Experience – dependent plasticity reorganizes connections between neurons according to importance of incoming sensory information. In mice, during the exploratory behaviour, one the most important instruments are facial vibrissae that function as a tactile sensors. Their representation in the cerebral cortex can be modified by sensory experience and learning. The results of the present study demonstrate differences in the effect of age on the plasticity of vibrissal representations in the somatosensory cortex.
Two methods of inducing cortical plasticity were employed – associative learning (when the mice learnt that stimulation of whiskers signals arrival of an unpleasant stimulus) and sensory deprivation (where increased functional activation of a row of whiskers is enforced by clipping the remaining whiskers). In young animals, both treatments cause a plastic change in the cortical representations of whiskers. Functional changes in the barrel cortex were visualized by [14C]2-deoxyglucose uptake autoradiography, a method that reflects global neuronal activity.

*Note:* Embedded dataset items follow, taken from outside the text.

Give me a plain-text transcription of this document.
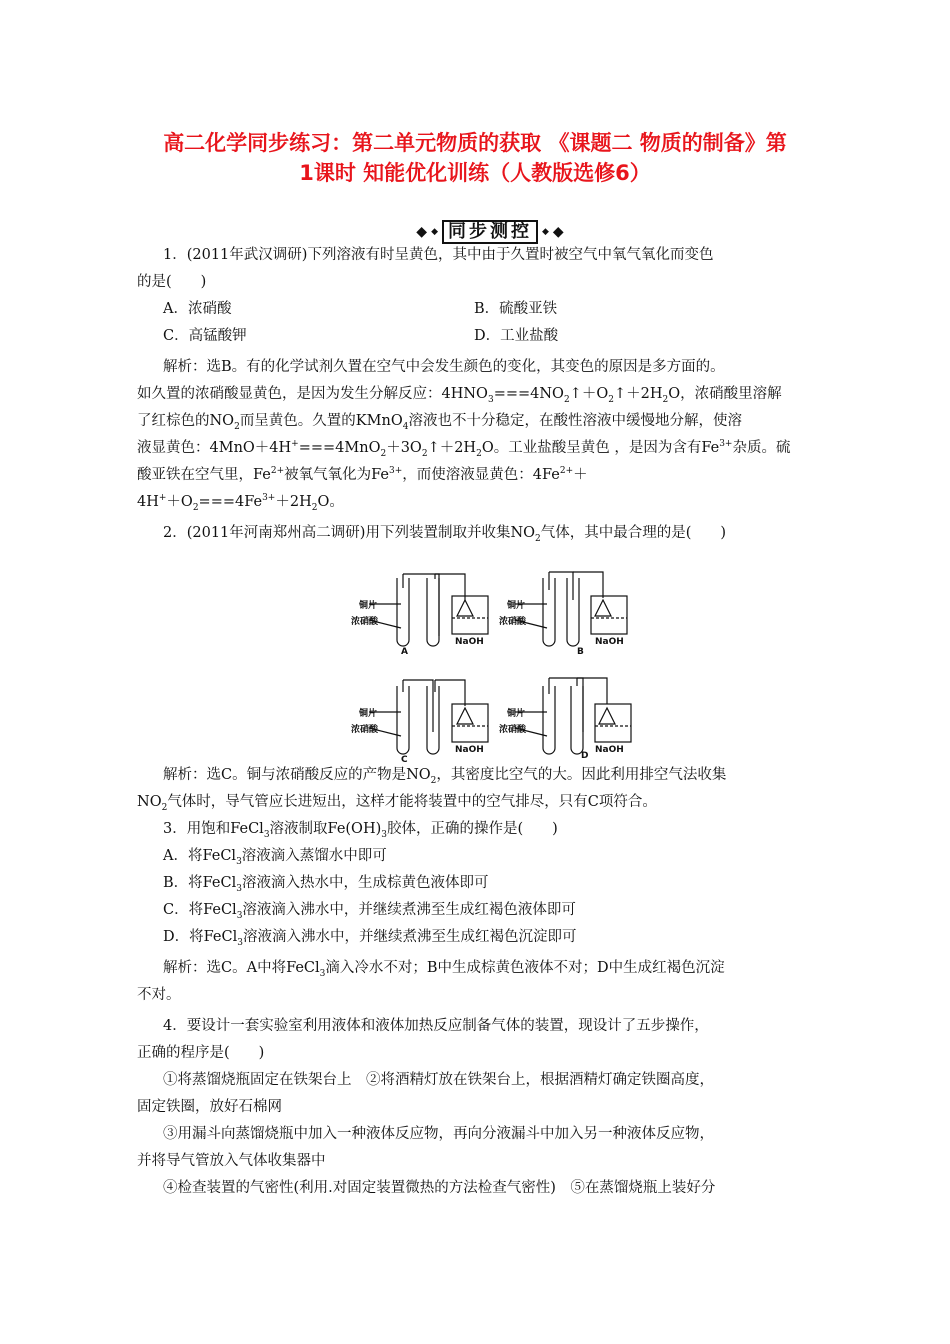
高二化学同步练习：第二单元物质的获取 《课题二 物质的制备》第
1课时 知能优化训练（人教版选修6）
◆ ◆ 同步测控	◆ ◆
1．(2011年武汉调研)下列溶液有时呈黄色，其中由于久置时被空气中氧气氧化而变色
的是(　　)
A．浓硝酸	B．硫酸亚铁
C．高锰酸钾	D．工业盐酸
解析：选B。有的化学试剂久置在空气中会发生颜色的变化，其变色的原因是多方面的。
如久置的浓硝酸显黄色，是因为发生分解反应：$4HNO_3===4NO_2↑+O_2↑+2H_2O$，浓硝酸里溶解
了红棕色的$NO_2$而呈黄色。久置的KMnO$_4$溶液也不十分稳定，在酸性溶液中缓慢地分解，使溶
液显黄色：$4MnO+4H^+===4MnO_2+3O_2↑+2H_2O$。工业盐酸呈黄色 ，是因为含有$Fe^{3+}$杂质。硫
酸亚铁在空气里，$Fe^{2+}$被氧气氧化为$Fe^{3+}$，而使溶液显黄色：$4Fe^{2+}+$
$4H^++O_2===4Fe^{3+}+2H_2O$。
2．(2011年河南郑州高二调研)用下列装置制取并收集$NO_2$气体，其中最合理的是(　　)
铜片
浓硝酸
NaOH
A
铜片
浓硝酸
NaOH
B
铜片
浓硝酸
NaOH
C
铜片
浓硝酸
NaOH
D
解析：选C。铜与浓硝酸反应的产物是$NO_2$，其密度比空气的大。因此利用排空气法收集
$NO_2$气体时，导气管应长进短出，这样才能将装置中的空气排尽，只有C项符合。
3．用饱和FeCl$_3$溶液制取$Fe(OH)_3$胶体，正确的操作是(　　)
A．将FeCl$_3$溶液滴入蒸馏水中即可
B．将FeCl$_3$溶液滴入热水中，生成棕黄色液体即可
C．将FeCl$_3$溶液滴入沸水中，并继续煮沸至生成红褐色液体即可
D．将FeCl$_3$溶液滴入沸水中，并继续煮沸至生成红褐色沉淀即可
解析：选C。A中将FeCl$_3$滴入冷水不对；B中生成棕黄色液体不对；D中生成红褐色沉淀
不对。
4．要设计一套实验室利用液体和液体加热反应制备气体的装置，现设计了五步操作，
正确的程序是(　　)
①将蒸馏烧瓶固定在铁架台上　②将酒精灯放在铁架台上，根据酒精灯确定铁圈高度，
固定铁圈，放好石棉网
③用漏斗向蒸馏烧瓶中加入一种液体反应物，再向分液漏斗中加入另一种液体反应物，
并将导气管放入气体收集器中
④检查装置的气密性(利用.对固定装置微热的方法检查气密性)　⑤在蒸馏烧瓶上装好分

Learning-related changes in the cortical representation of vibrissae, found in young mice, were vulnerable to aging and could not be detected already in mature mice. Deprivation-induced plasticity was also found to decline with age, but the plastic effect, albeit decreased, was still observed in mature and old mice. We found that during the aging process, modifiability of layer IV of the sensory cortex was more affected than in other cortical layers, so that in old animals the effect of deprivation was no longer visible in that layer. Layer II/III and layer V/VI was less affected by aging in a sense that its plasticity occurred even in very old animals and the functional remodeling of cortical connections was still observed.
The presented data show that the effects of ageing depend not only on the brain region examined but also on the mechanism of the plastic change, since in the same cortical area distinct forms of experience-dependent plasticity are differentially affected by the aging process.